“Coaching never stops”
The above sentence is something that my coach, Luke, will drop in, normally sarcastically after correcting my occasionaly Americanised spelling but, in actuality, rings very true.
A clear related pattern that can be observed in every Judo country around the world, and most definitely in Great Britain, is excellent coaches having been coached by excellent coaches. Let’s first go to the world’s strongest Judo nation, Japan. There is a wealth of evidence to show high level knowledge being passed down to create and develop more high level knowledge and performance. World and Olympic Champion, Yasuhiro Yamashita, was coached by double World Champion, Nobuyuki Sato. Yamashita then going on to become head coach of the Japanese national team. Obviously in Japan there are hundreds of similar examples like this.
Even in Britain though, where Judo is still a minority sport, that organic system of handing down expertise is very much apparent. My own coach, Luke Preston, personal coach to Ashley McKenzie, the only British male major (European and World Championship, Olympic Games) medallist this Olympic cycle, was coached by the highly successful Mark Earle at Camberley. Luke has previously discussed how helpful he found having Mark to speak to and bounce ideas off when he first started coaching. Billy Cusack, personal coach to World Champion, Graeme Randall, was a player under the very highly respected Tony MacConnell at Kendal. Fitzroy Davis, personal coach to World Champion, Craig Fallon, was a fighter himself under the extremely successful Mac Abbotts and Dave Brooks at Wolverhampton.

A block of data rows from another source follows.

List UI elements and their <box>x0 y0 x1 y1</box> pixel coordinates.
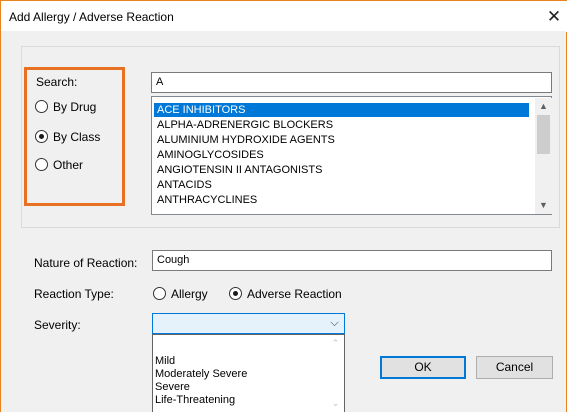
radio-by-drug[interactable]: By Drug <box>35 99 115 115</box>
nature-input[interactable]: Cough <box>152 250 552 271</box>
search-label: Search: <box>36 75 78 89</box>
dropdown-scrollbar[interactable]: ⌃ ⌄ <box>327 335 344 413</box>
radio-adverse-reaction[interactable]: Adverse Reaction <box>229 286 349 302</box>
severity-select[interactable]: ⌵ <box>152 313 345 334</box>
drug-class-list[interactable]: ACE INHIBITORS ALPHA-ADRENERGIC BLOCKERS… <box>151 96 552 215</box>
title-bar[interactable]: Add Allergy / Adverse Reaction ✕ <box>1 1 567 32</box>
list-item[interactable]: ANTHRACYCLINES <box>154 193 529 207</box>
close-icon[interactable]: ✕ <box>541 6 567 28</box>
radio-allergy-circle[interactable] <box>153 287 166 300</box>
radio-by-drug-circle[interactable] <box>35 100 48 113</box>
list-item[interactable]: ANTACIDS <box>154 178 529 192</box>
severity-option[interactable]: Mild <box>155 355 175 368</box>
scroll-down-icon[interactable]: ⌄ <box>327 395 344 412</box>
radio-adverse-reaction-circle[interactable] <box>229 287 242 300</box>
severity-dropdown-list[interactable]: Mild Moderately Severe Severe Life-Threa… <box>152 334 345 413</box>
scroll-down-icon[interactable]: ▼ <box>535 197 552 214</box>
radio-adverse-reaction-label: Adverse Reaction <box>247 287 342 301</box>
ok-button[interactable]: OK <box>380 356 466 379</box>
chevron-down-icon[interactable]: ⌵ <box>325 314 344 333</box>
list-item[interactable]: AMINOGLYCOSIDES <box>154 148 529 162</box>
list-item[interactable]: ALUMINIUM HYDROXIDE AGENTS <box>154 133 529 147</box>
severity-option[interactable]: Life-Threatening <box>155 394 235 407</box>
scroll-thumb[interactable] <box>537 115 550 154</box>
reaction-type-label: Reaction Type: <box>34 287 114 301</box>
scroll-up-icon[interactable]: ▲ <box>535 98 552 115</box>
list-item[interactable]: ALPHA-ADRENERGIC BLOCKERS <box>154 118 529 132</box>
list-item[interactable]: ANGIOTENSIN II ANTAGONISTS <box>154 163 529 177</box>
radio-by-class-circle[interactable] <box>35 130 48 143</box>
search-input[interactable]: A <box>151 72 552 93</box>
window-title: Add Allergy / Adverse Reaction <box>9 10 174 24</box>
radio-allergy[interactable]: Allergy <box>153 286 213 302</box>
list-item[interactable]: ACE INHIBITORS <box>154 103 529 117</box>
severity-label: Severity: <box>34 318 81 332</box>
list-scrollbar[interactable]: ▲ ▼ <box>535 98 552 214</box>
radio-allergy-label: Allergy <box>171 287 208 301</box>
radio-other-label: Other <box>53 158 84 172</box>
cancel-button[interactable]: Cancel <box>476 356 553 379</box>
nature-label: Nature of Reaction: <box>34 256 138 270</box>
severity-option[interactable]: Moderately Severe <box>155 368 247 381</box>
radio-other[interactable]: Other <box>35 157 115 173</box>
radio-other-circle[interactable] <box>35 158 48 171</box>
radio-by-drug-label: By Drug <box>53 100 97 114</box>
severity-option[interactable]: Severe <box>155 381 190 394</box>
radio-by-class[interactable]: By Class <box>35 129 115 145</box>
radio-by-class-label: By Class <box>53 130 101 144</box>
scroll-up-icon[interactable]: ⌃ <box>327 335 344 352</box>
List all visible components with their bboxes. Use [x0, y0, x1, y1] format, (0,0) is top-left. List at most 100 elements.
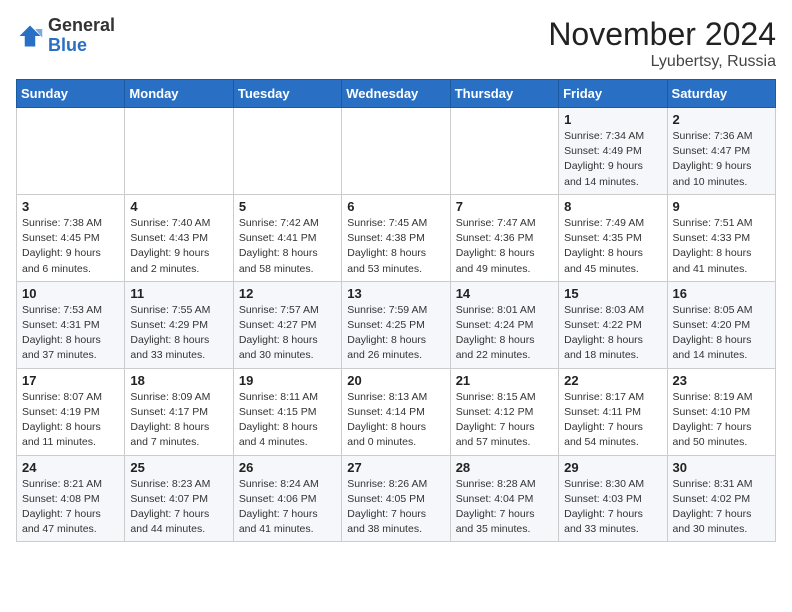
calendar-header-row: SundayMondayTuesdayWednesdayThursdayFrid… [17, 80, 776, 108]
day-info: Sunrise: 8:24 AM Sunset: 4:06 PM Dayligh… [239, 477, 336, 538]
day-number: 22 [564, 373, 661, 388]
calendar-week-row: 1Sunrise: 7:34 AM Sunset: 4:49 PM Daylig… [17, 108, 776, 195]
day-info: Sunrise: 8:30 AM Sunset: 4:03 PM Dayligh… [564, 477, 661, 538]
location: Lyubertsy, Russia [548, 53, 776, 71]
logo-text: General Blue [48, 16, 115, 56]
calendar-cell: 21Sunrise: 8:15 AM Sunset: 4:12 PM Dayli… [450, 368, 558, 455]
day-number: 30 [673, 460, 770, 475]
day-number: 12 [239, 286, 336, 301]
calendar-cell: 15 Sunrise: 8:03 AM Sunset: 4:22 PM Dayli… [559, 281, 667, 368]
day-number: 19 [239, 373, 336, 388]
calendar-week-row: 17 Sunrise: 8:07 AM Sunset: 4:19 PM Dayli… [17, 368, 776, 455]
day-info: Sunrise: 7:40 AM Sunset: 4:43 PM Dayligh… [130, 216, 227, 277]
day-info: Sunrise: 7:47 AM Sunset: 4:36 PM Dayligh… [456, 216, 553, 277]
calendar-cell [233, 108, 341, 195]
day-info: Sunrise: 7:57 AM Sunset: 4:27 PM Dayligh… [239, 303, 336, 364]
month-title: November 2024 [548, 16, 776, 53]
day-number: 13 [347, 286, 444, 301]
day-info: Sunrise: 7:34 AM Sunset: 4:49 PM Dayligh… [564, 129, 661, 190]
day-number: 25 [130, 460, 227, 475]
calendar-header-sunday: Sunday [17, 80, 125, 108]
day-number: 8 [564, 199, 661, 214]
day-info: Sunrise: 8:23 AM Sunset: 4:07 PM Dayligh… [130, 477, 227, 538]
day-info: Sunrise: 7:51 AM Sunset: 4:33 PM Dayligh… [673, 216, 770, 277]
logo-blue: Blue [48, 35, 87, 55]
calendar-cell: 2 Sunrise: 7:36 AM Sunset: 4:47 PM Daylig… [667, 108, 775, 195]
day-info: Sunrise: 7:55 AM Sunset: 4:29 PM Dayligh… [130, 303, 227, 364]
calendar-cell: 8 Sunrise: 7:49 AM Sunset: 4:35 PM Daylig… [559, 194, 667, 281]
day-number: 26 [239, 460, 336, 475]
day-number: 29 [564, 460, 661, 475]
logo-icon [16, 22, 44, 50]
calendar-table: SundayMondayTuesdayWednesdayThursdayFrid… [16, 79, 776, 542]
day-number: 15 [564, 286, 661, 301]
page-header: General Blue November 2024 Lyubertsy, Ru… [16, 16, 776, 71]
calendar-cell: 20 Sunrise: 8:13 AM Sunset: 4:14 PM Dayli… [342, 368, 450, 455]
calendar-cell: 18Sunrise: 8:09 AM Sunset: 4:17 PM Dayli… [125, 368, 233, 455]
calendar-cell: 25 Sunrise: 8:23 AM Sunset: 4:07 PM Dayli… [125, 455, 233, 542]
day-info: Sunrise: 7:38 AM Sunset: 4:45 PM Dayligh… [22, 216, 119, 277]
calendar-week-row: 10 Sunrise: 7:53 AM Sunset: 4:31 PM Dayli… [17, 281, 776, 368]
day-number: 9 [673, 199, 770, 214]
calendar-cell: 30 Sunrise: 8:31 AM Sunset: 4:02 PM Dayli… [667, 455, 775, 542]
day-number: 5 [239, 199, 336, 214]
day-number: 14 [456, 286, 553, 301]
calendar-cell: 11 Sunrise: 7:55 AM Sunset: 4:29 PM Dayli… [125, 281, 233, 368]
day-info: Sunrise: 7:36 AM Sunset: 4:47 PM Dayligh… [673, 129, 770, 190]
calendar-cell: 6 Sunrise: 7:45 AM Sunset: 4:38 PM Daylig… [342, 194, 450, 281]
calendar-header-friday: Friday [559, 80, 667, 108]
calendar-cell: 3 Sunrise: 7:38 AM Sunset: 4:45 PM Daylig… [17, 194, 125, 281]
calendar-cell: 12 Sunrise: 7:57 AM Sunset: 4:27 PM Dayli… [233, 281, 341, 368]
day-info: Sunrise: 7:45 AM Sunset: 4:38 PM Dayligh… [347, 216, 444, 277]
calendar-cell: 28 Sunrise: 8:28 AM Sunset: 4:04 PM Dayli… [450, 455, 558, 542]
day-number: 27 [347, 460, 444, 475]
calendar-header-wednesday: Wednesday [342, 80, 450, 108]
day-info: Sunrise: 8:31 AM Sunset: 4:02 PM Dayligh… [673, 477, 770, 538]
calendar-cell [342, 108, 450, 195]
calendar-cell [125, 108, 233, 195]
calendar-cell: 24 Sunrise: 8:21 AM Sunset: 4:08 PM Dayli… [17, 455, 125, 542]
calendar-cell: 5 Sunrise: 7:42 AM Sunset: 4:41 PM Daylig… [233, 194, 341, 281]
day-info: Sunrise: 8:21 AM Sunset: 4:08 PM Dayligh… [22, 477, 119, 538]
day-number: 11 [130, 286, 227, 301]
calendar-cell: 10 Sunrise: 7:53 AM Sunset: 4:31 PM Dayli… [17, 281, 125, 368]
day-info: Sunrise: 8:19 AM Sunset: 4:10 PM Dayligh… [673, 390, 770, 451]
day-info: Sunrise: 8:01 AM Sunset: 4:24 PM Dayligh… [456, 303, 553, 364]
day-number: 24 [22, 460, 119, 475]
calendar-header-thursday: Thursday [450, 80, 558, 108]
calendar-header-tuesday: Tuesday [233, 80, 341, 108]
calendar-cell: 13 Sunrise: 7:59 AM Sunset: 4:25 PM Dayli… [342, 281, 450, 368]
calendar-cell [17, 108, 125, 195]
calendar-week-row: 3 Sunrise: 7:38 AM Sunset: 4:45 PM Daylig… [17, 194, 776, 281]
logo-general: General [48, 15, 115, 35]
day-number: 10 [22, 286, 119, 301]
calendar-cell: 17 Sunrise: 8:07 AM Sunset: 4:19 PM Dayli… [17, 368, 125, 455]
day-number: 28 [456, 460, 553, 475]
day-info: Sunrise: 7:53 AM Sunset: 4:31 PM Dayligh… [22, 303, 119, 364]
day-info: Sunrise: 7:49 AM Sunset: 4:35 PM Dayligh… [564, 216, 661, 277]
day-number: 3 [22, 199, 119, 214]
day-info: Sunrise: 8:07 AM Sunset: 4:19 PM Dayligh… [22, 390, 119, 451]
day-number: 18 [130, 373, 227, 388]
day-number: 17 [22, 373, 119, 388]
day-number: 2 [673, 112, 770, 127]
day-number: 6 [347, 199, 444, 214]
day-info: Sunrise: 8:28 AM Sunset: 4:04 PM Dayligh… [456, 477, 553, 538]
day-info: Sunrise: 8:13 AM Sunset: 4:14 PM Dayligh… [347, 390, 444, 451]
calendar-cell: 16Sunrise: 8:05 AM Sunset: 4:20 PM Dayli… [667, 281, 775, 368]
day-info: Sunrise: 8:17 AM Sunset: 4:11 PM Dayligh… [564, 390, 661, 451]
calendar-cell: 9 Sunrise: 7:51 AM Sunset: 4:33 PM Daylig… [667, 194, 775, 281]
day-info: Sunrise: 8:03 AM Sunset: 4:22 PM Dayligh… [564, 303, 661, 364]
day-info: Sunrise: 7:42 AM Sunset: 4:41 PM Dayligh… [239, 216, 336, 277]
day-number: 20 [347, 373, 444, 388]
calendar-cell: 1Sunrise: 7:34 AM Sunset: 4:49 PM Daylig… [559, 108, 667, 195]
calendar-cell: 7Sunrise: 7:47 AM Sunset: 4:36 PM Daylig… [450, 194, 558, 281]
day-info: Sunrise: 8:26 AM Sunset: 4:05 PM Dayligh… [347, 477, 444, 538]
calendar-cell: 14 Sunrise: 8:01 AM Sunset: 4:24 PM Dayli… [450, 281, 558, 368]
calendar-cell: 23Sunrise: 8:19 AM Sunset: 4:10 PM Dayli… [667, 368, 775, 455]
day-number: 16 [673, 286, 770, 301]
day-info: Sunrise: 7:59 AM Sunset: 4:25 PM Dayligh… [347, 303, 444, 364]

It appears that coaching isn’t something that is exclusively learned after the competitive days. Of course, further learning and growth is important but, particularly concerning the previously mentioned pattern, much is learned from the coach, regarding coaching, in the time under them as a player; even if only subconsciously. Human beings are by nature mimickers and copiers, we often repeat what we see or experience. In terms of Judo, people mostly adopt fighting styles or the coaching methods of the individuals that they came through under. Obviously a certain level of autonomy is important too, and room for individual creativity. For me though, working under a quality coach, is perhaps the most important thing of all in the preparation of younger (and older) athletes, and often younger coaches. I think that learning, via mimicking, is a fantastic tool of development; no different or less important to how we learn to walk and talk by watching and listening to our parents. Is it a surprise that Mozart’s father was himself a successful musician and renowned music teacher?
Something that again struck home to me during the first lockdown was just how useful advice from learned people really is. I am a member of LAPS (Life After Professional Sport), a fantastic organisation dedicated to aiding athletes in finding work and studying opportunities. During the pandemic LAPS provided us with many webinars, a number of which with successful authors. I’ve always wanted to write more, I find it very useful, like a process of organisation for the thoughts. When thinking on how to best utilise my time through the lockdowns making a habit of writing regularly was high up on the list. Anyway, I remember having a moment of clarity during one of these seminars. The author leading the talk had been discussing some basic ideas around language, which I had actually been thinking about in the month or so leading up to hearing him speak. That was a nice affirmation for me after consciously deciding to, and building that routine of, writing frequently in the months leading up to that point. As quickly as he built me up though he shot me down! The author then went on to discuss titles. He said he didn’t like ‘artsy’ sounding titles, how he had found they actually turn most people off. The very bloody thing I’d tried to do with each post that I was doing! He reckoned a more descriptive title being much more applicable. He suggested that if wanting to do a title sounding a little more ‘mysterious’ then include a short, descriptive subtitle. Consider the difference in the title for this post; Coaching Never Stops doesn’t actually grab that much does it. Coaching Never Stops: The Importance of Receiving Regular High Level Instruction being far more explanatory. For me, I sat there thinking how grateful I was for just hearing that, never mind all the other notes I took that hour. Things like that may be obvious to more experienced writers but, particularly that point about titles, made me consider that if I was left on my own how many months or years it may have taken me to work that out, if ever.
When I think on that I consider all the formative advice I have previously, and continue to receive from a Judo perspective. Often it is direct but plenty of other times it won’t be, slipped into or over heard in conversations, texts, small hints etcetera. I consider myself a fairly autonomous Judo player and kids coach, yet after many years together, I still gain valuable instruction from my coach in both areas. I find it so useful and beneficial being able to run things by him. All those pieces of information, some larger, some smaller can contribute to greater understanding, hopefully leading to an improved service to the young players that I lead.
I do, the more I see, I really believe that out of everything, for those that want to get the best out of themselves, finding a quality coach to work under is perhaps the most important element of all.